Comment by Julia Giannopoulos on June 7, 2011 at 4:50pm
one more reason on a list of hundreds as to why repairative therapy does not work.


Julia
Comment by Jaquiline Julianne Rose on June 7, 2011 at 7:54pm
it's difficult to type through teary eyes . that's just sick and twisted, I can only imagine how scared and alone that poor boy must have felt. that wasn't therapy, it was sustained abuse. I sincerely pray this sort of thing is not still happening . .
Comment by Nicole Aime on June 7, 2011 at 9:11pm
The article is sad, not just because of the suicide and the abusive reparative therapy that the young boy had to endure, but, here it is 2011, and the assumption still is that effeminate boys are homosexual.

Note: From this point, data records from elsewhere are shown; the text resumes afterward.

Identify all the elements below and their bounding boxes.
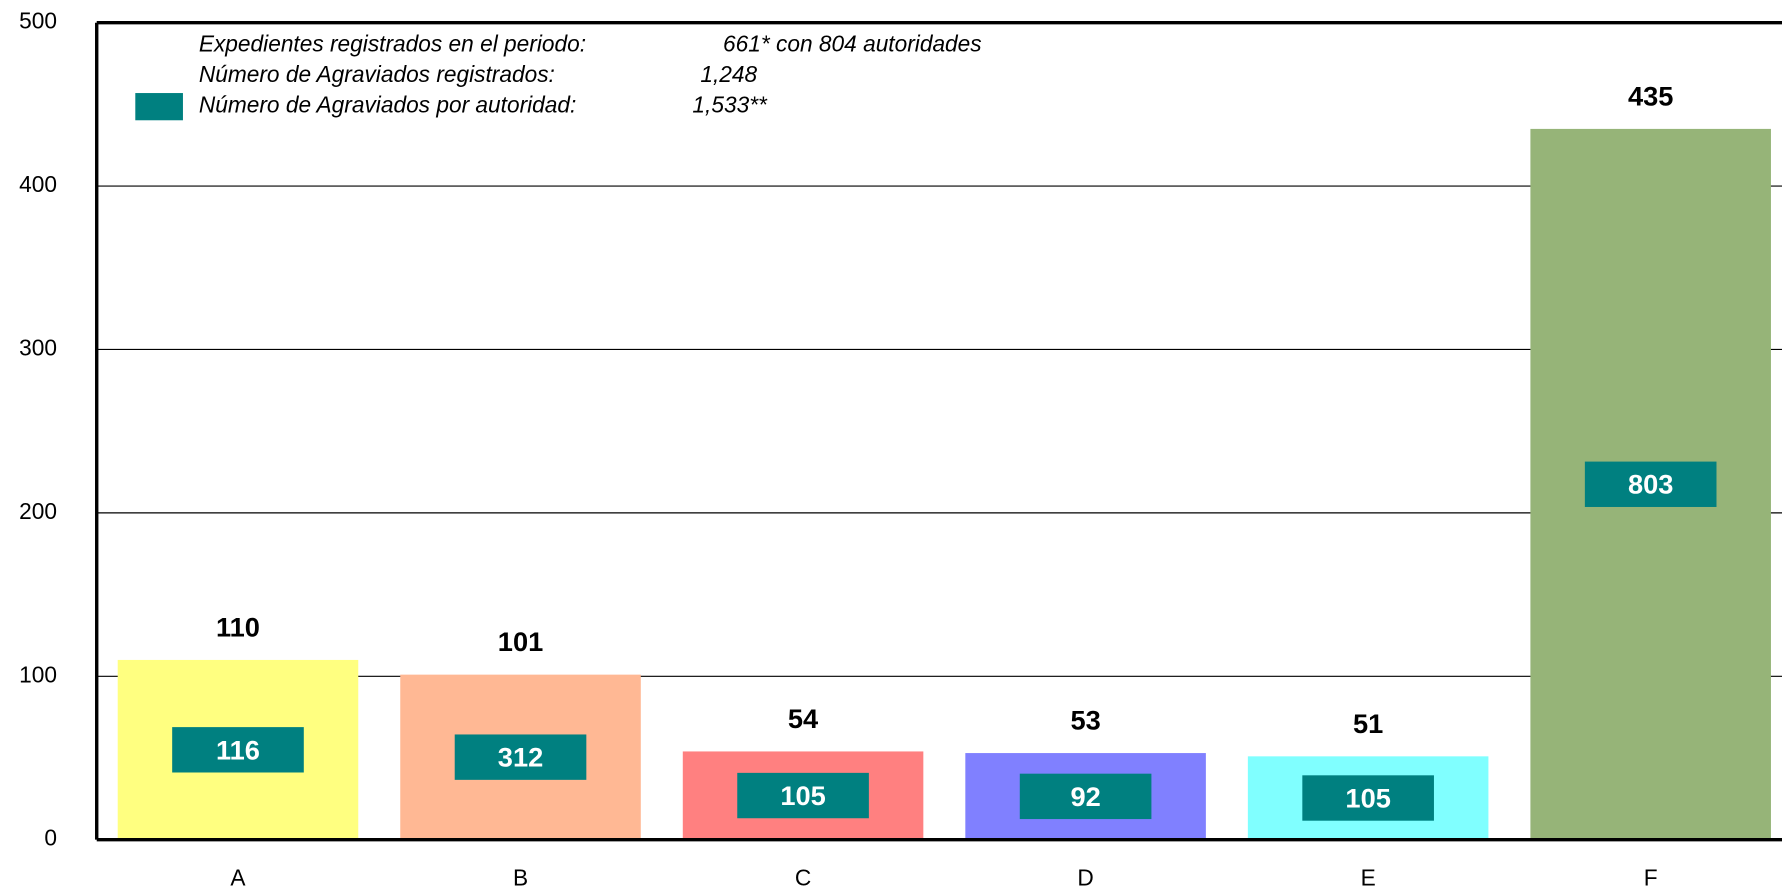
value-label: 101 bbox=[498, 626, 543, 657]
y-tick-label: 200 bbox=[19, 498, 57, 524]
value-box bbox=[737, 772, 869, 819]
y-tick-label: 500 bbox=[19, 8, 57, 34]
value-box-label: 92 bbox=[1070, 781, 1100, 812]
note-label: Número de Agraviados registrados: bbox=[199, 61, 555, 87]
x-tick-label: D bbox=[1077, 864, 1093, 890]
y-tick-label: 400 bbox=[19, 171, 57, 197]
y-tick-label: 300 bbox=[19, 334, 57, 360]
value-label: 54 bbox=[788, 703, 818, 734]
value-box-label: 116 bbox=[216, 734, 260, 765]
value-box bbox=[172, 727, 304, 773]
legend-value: 1,533** bbox=[692, 92, 768, 118]
value-box bbox=[1584, 461, 1717, 507]
value-label: 435 bbox=[1628, 80, 1673, 111]
legend-label: Número de Agraviados por autoridad: bbox=[199, 92, 577, 118]
value-box-label: 105 bbox=[1345, 782, 1390, 813]
note-label: Expedientes registrados en el periodo: bbox=[199, 30, 586, 56]
value-box bbox=[454, 734, 587, 780]
value-label: 110 bbox=[216, 611, 260, 642]
value-box-label: 803 bbox=[1628, 469, 1673, 500]
note-value: 661* con 804 autoridades bbox=[723, 30, 982, 56]
x-tick-label: C bbox=[795, 864, 811, 890]
value-label: 51 bbox=[1353, 708, 1383, 739]
value-label: 53 bbox=[1070, 705, 1100, 736]
note-value: 1,248 bbox=[700, 61, 757, 87]
y-tick-label: 100 bbox=[19, 661, 57, 687]
value-box bbox=[1302, 775, 1434, 821]
x-tick-label: B bbox=[513, 864, 528, 890]
y-tick-label: 0 bbox=[44, 825, 57, 851]
x-tick-label: E bbox=[1361, 864, 1376, 890]
value-box-label: 312 bbox=[498, 742, 543, 773]
x-tick-label: F bbox=[1644, 864, 1658, 890]
value-box bbox=[1019, 773, 1152, 820]
value-box-label: 105 bbox=[780, 780, 825, 811]
x-tick-label: A bbox=[230, 864, 246, 890]
legend-swatch bbox=[135, 93, 183, 121]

I read no where in the article that Kirk was gay. It's no wonder why people do not understand TSism.

And unwanted homosexuality? The only thing unwanted about Kirk was his femininity - and the stigma that the parents felt about having a gay son. For an adult, who is gay, but does not want to be, I say, go for it. Get your therapy. But to put a beautiful child through hell, just because the parents are ignorant, self-conscious and selfish is a crime - not only for the doctors who pawn this off as legitimate therapy, but for the parents as well.

I dare say that the majority of trans women on this site have endured some form of being fixed by their parents - usually a dad. It can range from physical abuse to tearing a teddy bear out of your hands. How many were taken to doctors and shrinks? How many had to undergo testosterone treatments, psychotherapy, drugs and perhaps even shock therapy. I am grateful that I fall into the teddy bear category - only because my dad was lazy when it came to parenting.

Sometimes my keyboard takes a beating - sorry little PC.